ECLI:NL:CRVB:2005:AU5494
Centrale Raad van Beroep
- Hoger beroep
- B.J. van der Net
- Rechtspraak.nl
Weigering kinderbijslag aan op schepen varende zeeman met Indonesische nationaliteit
In deze zaak heeft de Centrale Raad van Beroep op 3 november 2005 uitspraak gedaan in hoger beroep over de weigering van kinderbijslag aan een op schepen met de Nederlandse vlag varende zeeman van Indonesische nationaliteit. De appellant, die een vrouw en vier kinderen in Indonesië heeft, had bezwaar gemaakt tegen een besluit van de Sociale Verzekeringsbank dat hem geen recht op kinderbijslag toekende voor de kwartalen 2 tot en met 4 van 2003. De rechtbank Rotterdam had eerder op 4 januari 2005 in deze kwestie al een uitspraak gedaan, die door de Raad werd bevestigd.

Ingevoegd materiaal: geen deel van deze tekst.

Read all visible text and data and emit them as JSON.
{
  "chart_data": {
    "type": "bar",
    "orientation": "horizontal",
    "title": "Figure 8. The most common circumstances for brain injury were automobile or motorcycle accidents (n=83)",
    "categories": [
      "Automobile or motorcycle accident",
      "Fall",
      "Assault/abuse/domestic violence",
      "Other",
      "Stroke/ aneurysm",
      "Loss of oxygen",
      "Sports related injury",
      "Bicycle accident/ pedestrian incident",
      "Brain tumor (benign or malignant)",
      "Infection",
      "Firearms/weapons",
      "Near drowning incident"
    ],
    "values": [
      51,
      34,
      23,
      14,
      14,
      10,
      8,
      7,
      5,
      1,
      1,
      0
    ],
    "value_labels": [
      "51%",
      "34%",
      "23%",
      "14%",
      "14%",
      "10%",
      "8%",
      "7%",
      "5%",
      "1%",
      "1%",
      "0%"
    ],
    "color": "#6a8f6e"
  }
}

De Raad oordeelde dat de appellant niet als ingezetene kon worden aangemerkt volgens de Algemene Kinderbijslagwet, omdat zijn juridische en sociale binding met Nederland onvoldoende was. De appellant had pas op 1 december 2003 een verblijfsvergunning voor bepaalde tijd verkregen en verbleef tijdens de relevante perioden voornamelijk op een schip, met slechts korte tussenstops in Nederland. De Raad concludeerde dat de economische binding met Nederland, die bestond door zijn relatie met een Nederlandse werkgever, niet sterk genoeg was om recht op kinderbijslag te rechtvaardigen.
De Raad bevestigde de eerdere uitspraak van de rechtbank en oordeelde dat er geen aanleiding was voor een proceskostenveroordeling. De argumenten die door de appellant in hoger beroep werden aangevoerd, werden als herhalingen van eerdere stellingen beschouwd en waren niet voldoende om het oordeel van de rechtbank te weerleggen. De Raad zag geen bijzondere feiten of omstandigheden die een afwijking van het eerdere oordeel rechtvaardigden.